Typical artifacts depend on trainer/task, but usually include checkpoints, metrics/logs, and a config snapshot.

## Model Architecture (high-level map)

### Foundation models (ISFM family)
- `M_01_ISFM`, `M_02_ISFM`, `M_03_ISFM`

### Common backbones (examples)
- `B_04_Dlinear`, `B_06_TimesNet`, `B_08_PatchTST`, `B_09_FNO`

### Heads (examples)
- `H_01_Linear_cla` (classification), `H_03_Linear_pred` (prediction)

## Task Types (high-level map)
- Classification / DG / CDDG (domain generalization)
- FS / GFS (few-shot and generalized few-shot)
- Pretrain (self-supervised / contrastive pretraining)

## Environment Setup (practical notes)
- Core dependencies are listed in `requirements.txt`.
- Keep machine-specific paths out of committed configs; use `configs/local/local.yaml` or CLI `--override`.

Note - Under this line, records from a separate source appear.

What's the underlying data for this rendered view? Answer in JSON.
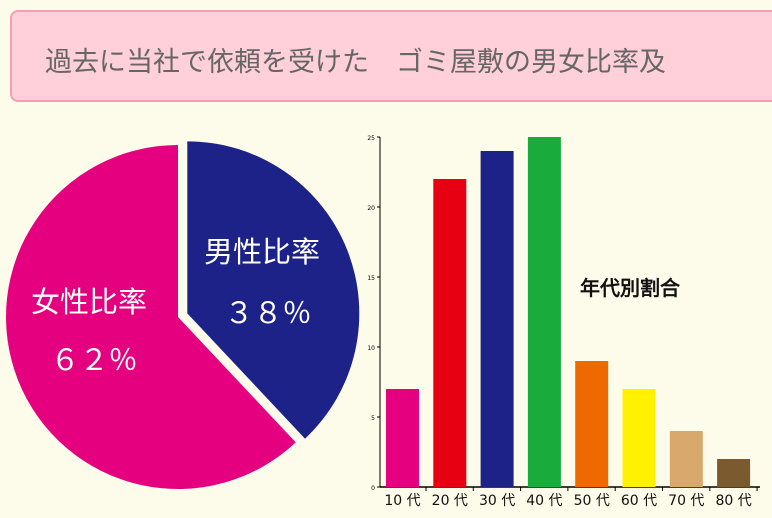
{
  "header": {
    "title": "過去に当社で依頼を受けた　ゴミ屋敷の男女比率及"
  },
  "chart_data": [
    {
      "type": "pie",
      "slices": [
        {
          "label": "男性比率",
          "value_label": "３８％",
          "value": 38,
          "color": "#1d2288"
        },
        {
          "label": "女性比率",
          "value_label": "６２％",
          "value": 62,
          "color": "#e4007f"
        }
      ]
    },
    {
      "type": "bar",
      "title": "年代別割合",
      "categories": [
        "10 代",
        "20 代",
        "30 代",
        "40 代",
        "50 代",
        "60 代",
        "70 代",
        "80 代"
      ],
      "values": [
        7,
        22,
        24,
        25,
        9,
        7,
        4,
        2
      ],
      "colors": [
        "#e4007f",
        "#e60012",
        "#1d2288",
        "#1aab3d",
        "#ee6a00",
        "#fff100",
        "#d9a86c",
        "#7a5a2e"
      ],
      "ylim": [
        0,
        25
      ],
      "yticks": [
        "0",
        "5",
        "10",
        "15",
        "20",
        "25"
      ]
    }
  ]
}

## Important Notes (how to keep the repo maintainable)
- Always register new components via the appropriate factory/registry instead of hardcoding imports in pipelines.
- Keep demos runnable with minimal assumptions; prefer smoke-friendly defaults (e.g. `--override trainer.num_epochs=1`).
- When changing config structure, update SSOT (registry/atlas) and add a migration note if any user-facing key changes.
- Vibecoding (AI-assisted changes): default to the simplest viable implementation. Avoid over-engineering and
  unnecessary defensive design; apply Occam’s razor; reason from first principles; iterate incrementally.

## Hard Constraints (Do Not Break)
- Do not introduce breaking changes to `main.py` public CLI or core YAML keyspaces (`environment/data/model/task/trainer`)
  without a compatibility layer + migration notes.
- Docs must be “本科生能跑 + 博士生能改”: minimal runnable commands first, then field explanation + pitfalls + extension
  points, with links to consumer code.
- Config fields must be traceable: any key should answer “final value comes from where” + “consumed where”.

## Required Change Order (stable)
1) Registry → 2) Atlas → 3) Inspect → 4) Schema validate → 5) `configs/**/README.md` → 6) CI/tests + acceptance

## PR/Step Review Checklist
- Change list: what changed and why (tight scope).
- How to validate: copy-paste commands from `AGENTS.md`.
- Expected outputs: generated files + output directory pattern.